Guard dog, guard bird
The ostrich in question was in Mbuluzi Game Reserve in Eswatini, and it gets rather protective of its territory. Unfortunately, for everyone concerned, the territory is by the main gate. So getting out of your vehicle to open the gate becomes more of a challenge than initially anticipated. It is a bit like running the gauntlet.
As I approach the gate I often find myself wearyingly looking around for this elusive ostrich. If I had seen her earlier then I knew where she was, which makes things more manageable. However, if I had not seen her, life becomes a little bit more adventurous and unpredictable! There is the excitement of getting out of the car, opening the gate, getting back into the car and driving it through the gate.
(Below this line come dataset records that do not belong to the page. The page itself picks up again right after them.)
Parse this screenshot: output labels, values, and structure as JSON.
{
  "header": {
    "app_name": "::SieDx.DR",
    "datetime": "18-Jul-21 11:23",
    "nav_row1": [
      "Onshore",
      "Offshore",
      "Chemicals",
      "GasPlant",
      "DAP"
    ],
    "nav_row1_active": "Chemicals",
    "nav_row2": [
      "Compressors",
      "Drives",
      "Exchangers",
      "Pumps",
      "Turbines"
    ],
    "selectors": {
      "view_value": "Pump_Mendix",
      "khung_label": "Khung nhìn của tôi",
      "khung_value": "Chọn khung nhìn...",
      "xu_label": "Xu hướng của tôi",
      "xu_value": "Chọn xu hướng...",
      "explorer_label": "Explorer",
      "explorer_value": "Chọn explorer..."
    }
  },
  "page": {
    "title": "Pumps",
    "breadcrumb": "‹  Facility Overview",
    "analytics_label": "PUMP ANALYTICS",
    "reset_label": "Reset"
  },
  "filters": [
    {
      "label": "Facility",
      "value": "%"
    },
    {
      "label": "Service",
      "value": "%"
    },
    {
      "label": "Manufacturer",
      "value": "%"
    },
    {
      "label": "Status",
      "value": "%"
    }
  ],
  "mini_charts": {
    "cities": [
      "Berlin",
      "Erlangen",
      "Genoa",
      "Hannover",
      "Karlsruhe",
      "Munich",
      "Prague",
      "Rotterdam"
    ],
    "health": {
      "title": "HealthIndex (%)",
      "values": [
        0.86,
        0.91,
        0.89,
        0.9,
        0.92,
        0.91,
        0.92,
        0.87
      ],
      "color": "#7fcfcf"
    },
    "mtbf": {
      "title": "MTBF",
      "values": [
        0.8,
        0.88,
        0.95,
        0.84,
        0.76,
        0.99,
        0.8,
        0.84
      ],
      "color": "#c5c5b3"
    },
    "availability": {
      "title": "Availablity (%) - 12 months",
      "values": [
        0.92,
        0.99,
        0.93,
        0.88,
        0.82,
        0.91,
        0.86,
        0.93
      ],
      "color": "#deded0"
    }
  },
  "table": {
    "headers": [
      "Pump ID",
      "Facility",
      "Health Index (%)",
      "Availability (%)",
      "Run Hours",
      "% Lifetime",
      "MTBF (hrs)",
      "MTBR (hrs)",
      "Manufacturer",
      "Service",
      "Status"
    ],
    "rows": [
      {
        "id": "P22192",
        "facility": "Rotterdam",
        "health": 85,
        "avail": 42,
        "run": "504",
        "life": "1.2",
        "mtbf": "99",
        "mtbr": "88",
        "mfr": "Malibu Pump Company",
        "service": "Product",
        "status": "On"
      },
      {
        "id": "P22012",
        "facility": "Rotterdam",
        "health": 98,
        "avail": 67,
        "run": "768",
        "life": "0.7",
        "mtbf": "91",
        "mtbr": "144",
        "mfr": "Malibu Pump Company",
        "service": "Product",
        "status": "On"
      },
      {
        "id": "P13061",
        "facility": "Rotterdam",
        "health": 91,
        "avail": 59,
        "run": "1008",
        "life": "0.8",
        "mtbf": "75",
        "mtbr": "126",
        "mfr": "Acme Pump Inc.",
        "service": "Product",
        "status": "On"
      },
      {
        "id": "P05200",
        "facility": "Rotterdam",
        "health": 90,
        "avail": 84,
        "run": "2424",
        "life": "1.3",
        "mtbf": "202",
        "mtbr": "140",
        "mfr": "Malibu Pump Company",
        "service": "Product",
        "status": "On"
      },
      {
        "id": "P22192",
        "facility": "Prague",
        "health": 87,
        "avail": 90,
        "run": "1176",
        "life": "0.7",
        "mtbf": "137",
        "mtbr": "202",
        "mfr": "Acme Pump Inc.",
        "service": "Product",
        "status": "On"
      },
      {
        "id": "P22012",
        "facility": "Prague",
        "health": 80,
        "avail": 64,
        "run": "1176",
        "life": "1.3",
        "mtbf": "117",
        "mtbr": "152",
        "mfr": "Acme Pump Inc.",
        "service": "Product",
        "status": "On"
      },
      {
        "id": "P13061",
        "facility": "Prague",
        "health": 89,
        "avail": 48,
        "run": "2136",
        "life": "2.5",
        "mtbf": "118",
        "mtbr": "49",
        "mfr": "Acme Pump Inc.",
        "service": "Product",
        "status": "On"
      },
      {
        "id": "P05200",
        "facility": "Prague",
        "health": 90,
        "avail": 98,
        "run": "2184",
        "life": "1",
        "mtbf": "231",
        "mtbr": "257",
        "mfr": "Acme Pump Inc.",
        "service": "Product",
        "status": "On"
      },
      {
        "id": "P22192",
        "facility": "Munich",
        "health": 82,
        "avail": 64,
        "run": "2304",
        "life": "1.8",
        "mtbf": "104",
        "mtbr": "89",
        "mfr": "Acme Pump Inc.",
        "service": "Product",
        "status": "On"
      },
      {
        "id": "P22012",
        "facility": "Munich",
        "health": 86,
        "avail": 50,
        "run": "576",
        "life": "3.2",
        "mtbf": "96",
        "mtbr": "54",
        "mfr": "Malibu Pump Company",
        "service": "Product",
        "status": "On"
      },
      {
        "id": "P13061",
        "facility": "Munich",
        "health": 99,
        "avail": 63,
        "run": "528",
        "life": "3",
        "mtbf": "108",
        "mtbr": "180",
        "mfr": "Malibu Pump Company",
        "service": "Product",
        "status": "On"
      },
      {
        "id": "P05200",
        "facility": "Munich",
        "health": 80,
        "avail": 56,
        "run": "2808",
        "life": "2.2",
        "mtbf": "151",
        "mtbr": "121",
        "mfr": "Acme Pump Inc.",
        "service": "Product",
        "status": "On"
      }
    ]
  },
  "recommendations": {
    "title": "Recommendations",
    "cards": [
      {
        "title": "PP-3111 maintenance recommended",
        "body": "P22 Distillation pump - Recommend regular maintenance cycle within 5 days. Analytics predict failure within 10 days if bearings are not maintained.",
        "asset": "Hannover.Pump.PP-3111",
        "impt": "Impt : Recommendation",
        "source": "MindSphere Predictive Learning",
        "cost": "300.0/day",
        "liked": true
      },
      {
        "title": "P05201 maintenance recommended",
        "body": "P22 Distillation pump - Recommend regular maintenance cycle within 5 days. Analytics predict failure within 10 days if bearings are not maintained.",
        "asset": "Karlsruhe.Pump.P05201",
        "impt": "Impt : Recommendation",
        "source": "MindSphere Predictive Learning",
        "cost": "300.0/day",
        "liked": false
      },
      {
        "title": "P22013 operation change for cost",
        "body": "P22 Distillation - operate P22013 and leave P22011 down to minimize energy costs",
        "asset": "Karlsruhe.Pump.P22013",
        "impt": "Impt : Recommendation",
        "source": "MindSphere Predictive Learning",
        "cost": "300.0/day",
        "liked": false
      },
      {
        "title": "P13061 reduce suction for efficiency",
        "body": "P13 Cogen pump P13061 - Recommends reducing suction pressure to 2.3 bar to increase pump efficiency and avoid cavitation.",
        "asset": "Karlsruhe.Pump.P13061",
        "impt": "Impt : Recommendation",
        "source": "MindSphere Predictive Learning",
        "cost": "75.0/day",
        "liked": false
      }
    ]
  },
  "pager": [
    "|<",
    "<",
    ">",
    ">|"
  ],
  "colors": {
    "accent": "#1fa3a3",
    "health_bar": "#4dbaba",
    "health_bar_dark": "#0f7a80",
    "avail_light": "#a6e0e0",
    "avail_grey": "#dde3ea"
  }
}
Then getting back out of the car, closing the gate behind you, whilst ensuring that all the right animals are on the correct side of the fence. This is relatively easy unless ‘Big Bird’ is in the vicinity.
Out smarting a bird
On this particular case she was in the vicinity. In fact it appeared as if she was guarding the gates as she was walking up and down the entrance area. Things could turn ugly. As I drove closer to the entrance gate, and to the ostrich, she eyeballed me showing her intent of not moving. I gingerly got out of the car, and waved my arms frantically at her to get her to move, which she obligingly did. However, she just moved around the car and what ensued was a comedy moment between woman and ostrich. Eventually she moved away a little bit so that I could open the gate and perform the car manoeuvre. This time it was done with frenetic speed.
Luckily she only made her move at the last possible moment, and although ostriches are pretty quick at running, I was faster. We were on a collision course, but I managed to get to the open gate first and fasten the gates tightly shut before impact. She stopped centimetres from the gates, wings outstretched and mouth agape. She was trying to intimidate me and had certainly achieved that goal.